Une vie à soi de Laurence Tardieu aux éditions Flammarion



   L'auteure est perdue dans sa vie, perdue dans son métier par lequel elle vit tant financièrement que moralement. Elle ne parvient plus à écrire. Un après-midi errant sans but dans les rues de Paris, elle rentre au  musée du Jeu de Paume où elle a des souvenirs de petite fille avec ses parents. Dans ce musée se tient une exposition des photographies de Diane Arbus, photographe décédée une il y a une quarantaine d'année. C'et LA rencontre. Une rencontre qui n'aurait pu jamais se faire mais qui va changer sa vie. Lui rendre sa vie.

   "A quoi ma rencontre avec Diane Arbus a-t-elle tenu? A rien, à la lumière et à la solitude de ce jour d'automne, au souvenir du musée du Jeu de Paume avec mes parents. A rien. J'en ai rétrospectivement le vertige. Car il y a des rencontres qui sauvent, elles vous saisissent au corps, elles vous soulèvent du sol auquel vous êtes englué, elles vous font passer de la nuit à la lumière."


Bouleversée par cette exposition, par l'émotion ressentie à la vue des photos de l'artiste, Laurence Tardieu va faire des recherches sur cette photographe, va devenir obsédée, hantée par cette femme et par les parallèles entre leur deux vies à quarante ans d'écart. En se plongeant dans la vie de Diane Arbus c'est dans sa propre vie que l'auteure s'immerge. Des souvenirs enfouis lui reviennent. Comme Diane Arbus, Laurence Tardieu se construit grâce à l'écriture, apprend à se connaître grâce à l'écriture, cette écriture qui la fuit.


   " Les mots s'écrivaient, je les découvrais. C'était celle que j'étais qui commençait à s'écrire, et que je reconnaissais enfin. C'était celle que j'étais qui commençait à exister. J'avançais vers des territoires interdits : ceux situés de l'autre côté des convenances, des masques, des décors parfaits. J'avançais mot après mot vers le vivant."

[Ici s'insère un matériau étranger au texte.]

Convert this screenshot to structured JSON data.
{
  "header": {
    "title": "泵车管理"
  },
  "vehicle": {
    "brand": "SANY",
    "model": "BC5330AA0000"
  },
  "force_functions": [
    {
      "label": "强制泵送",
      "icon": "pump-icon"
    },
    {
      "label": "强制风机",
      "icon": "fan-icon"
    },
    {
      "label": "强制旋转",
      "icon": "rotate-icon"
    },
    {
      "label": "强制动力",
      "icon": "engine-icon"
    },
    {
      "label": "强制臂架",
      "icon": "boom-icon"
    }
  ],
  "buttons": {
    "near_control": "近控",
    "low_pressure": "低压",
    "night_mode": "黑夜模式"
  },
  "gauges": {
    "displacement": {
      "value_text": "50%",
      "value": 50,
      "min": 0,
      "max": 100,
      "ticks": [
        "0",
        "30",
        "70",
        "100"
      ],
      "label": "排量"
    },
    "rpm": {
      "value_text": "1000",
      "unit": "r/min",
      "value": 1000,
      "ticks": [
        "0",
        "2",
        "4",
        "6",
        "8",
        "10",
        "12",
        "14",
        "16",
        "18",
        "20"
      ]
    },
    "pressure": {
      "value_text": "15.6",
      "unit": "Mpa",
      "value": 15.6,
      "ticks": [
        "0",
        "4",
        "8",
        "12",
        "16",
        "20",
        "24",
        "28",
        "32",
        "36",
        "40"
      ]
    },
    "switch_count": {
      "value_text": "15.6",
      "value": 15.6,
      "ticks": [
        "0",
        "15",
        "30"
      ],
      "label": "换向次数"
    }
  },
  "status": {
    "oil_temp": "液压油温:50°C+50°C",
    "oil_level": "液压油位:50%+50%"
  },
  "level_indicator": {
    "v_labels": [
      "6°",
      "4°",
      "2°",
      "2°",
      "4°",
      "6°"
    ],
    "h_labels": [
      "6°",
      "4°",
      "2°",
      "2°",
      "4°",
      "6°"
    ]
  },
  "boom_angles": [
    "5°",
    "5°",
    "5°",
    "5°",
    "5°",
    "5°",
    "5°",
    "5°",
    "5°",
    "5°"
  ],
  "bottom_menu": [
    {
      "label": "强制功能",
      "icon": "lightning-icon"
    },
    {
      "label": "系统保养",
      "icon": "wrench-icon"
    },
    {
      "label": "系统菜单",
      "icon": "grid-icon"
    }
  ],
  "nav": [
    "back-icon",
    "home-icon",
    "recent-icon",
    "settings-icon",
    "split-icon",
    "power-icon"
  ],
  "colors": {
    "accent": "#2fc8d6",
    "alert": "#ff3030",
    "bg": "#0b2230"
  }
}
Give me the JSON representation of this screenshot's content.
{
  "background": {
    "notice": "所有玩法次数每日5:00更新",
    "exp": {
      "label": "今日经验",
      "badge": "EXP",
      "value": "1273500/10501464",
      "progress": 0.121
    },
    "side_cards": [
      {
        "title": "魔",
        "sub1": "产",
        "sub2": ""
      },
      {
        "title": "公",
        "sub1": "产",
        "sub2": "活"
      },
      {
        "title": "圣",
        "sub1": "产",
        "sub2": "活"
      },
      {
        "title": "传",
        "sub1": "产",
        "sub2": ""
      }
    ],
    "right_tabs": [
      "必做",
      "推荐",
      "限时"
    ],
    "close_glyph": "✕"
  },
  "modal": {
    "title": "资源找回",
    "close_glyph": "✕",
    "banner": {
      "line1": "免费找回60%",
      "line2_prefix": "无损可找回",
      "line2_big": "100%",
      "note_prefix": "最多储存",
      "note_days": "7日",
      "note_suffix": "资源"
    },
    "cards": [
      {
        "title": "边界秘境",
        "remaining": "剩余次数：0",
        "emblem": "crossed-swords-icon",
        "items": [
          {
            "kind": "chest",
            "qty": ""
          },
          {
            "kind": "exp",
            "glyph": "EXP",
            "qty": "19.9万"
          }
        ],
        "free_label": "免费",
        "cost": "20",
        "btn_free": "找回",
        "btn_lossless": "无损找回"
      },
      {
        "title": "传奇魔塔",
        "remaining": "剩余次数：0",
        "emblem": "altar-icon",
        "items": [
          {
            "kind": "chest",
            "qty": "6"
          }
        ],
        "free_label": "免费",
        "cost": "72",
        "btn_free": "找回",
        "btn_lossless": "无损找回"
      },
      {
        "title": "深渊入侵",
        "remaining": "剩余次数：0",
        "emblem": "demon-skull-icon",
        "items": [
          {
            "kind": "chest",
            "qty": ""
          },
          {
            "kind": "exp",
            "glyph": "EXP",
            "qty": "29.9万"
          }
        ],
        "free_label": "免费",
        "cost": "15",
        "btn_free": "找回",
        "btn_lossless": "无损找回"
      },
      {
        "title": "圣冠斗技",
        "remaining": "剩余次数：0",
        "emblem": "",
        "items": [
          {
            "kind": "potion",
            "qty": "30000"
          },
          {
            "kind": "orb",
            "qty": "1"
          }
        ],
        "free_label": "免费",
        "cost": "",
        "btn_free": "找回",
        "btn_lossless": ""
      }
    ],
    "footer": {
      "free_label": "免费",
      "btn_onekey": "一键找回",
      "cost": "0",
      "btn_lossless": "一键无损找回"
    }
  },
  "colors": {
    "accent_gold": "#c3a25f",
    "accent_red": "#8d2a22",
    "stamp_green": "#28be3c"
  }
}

Cette écriture vitale, nécessaire à son équilibre mental :

   "A chaque livre je retrouvais sans le savoir la chambre de mon enfance. Je descendais en moi, j'allais à la rencontre de tout ce que je ne savais pas nommer. Aujourd'hui, je descends encore, je descends, je rencontre ma douleur, ma folie, ma peur, ma violence, ma joie, ma petitesse, ma force, ma précarité, ma difformité, mon enfance, ma vieillesse, mon langage, mon impudeur, mon envie de vivre, mon envie d'en finir, je rencontre celle que je suis en mille morceaux et j'essaie chaque fois de nommer, pour ne pas demeurer engloutie dans mes propres fonds."

Cette rencontre par delà, le temps, par delà l'espace avec Diane Arbus, une rencontre presque physique va rendre à l'auteure ce qui manquait à sa vie, ce qui faisait sa vie : l'écriture.


  Une vie à soi est de ces livres dont plus on arrive vers la fin plus on ralentit le rythme de lecture pour ne pas le refermer. Ce livre sur l'écriture et la vie, sur la vie par l'écriture, la vie pour l'écriture, sur ces rapports vitaux, entre l'artiste est son oeuvre m'accompagnera longtemps. Laurence Tardieu votre livre est de ceux vers lesquels on revient pour s'y replonger régulièrement tant ils est riche en vie et en émotions. Un livre au style à fleur de peau bien au delà d'un simple coup de coeur ce qui a rendu cette chronique bien difficile à écrire.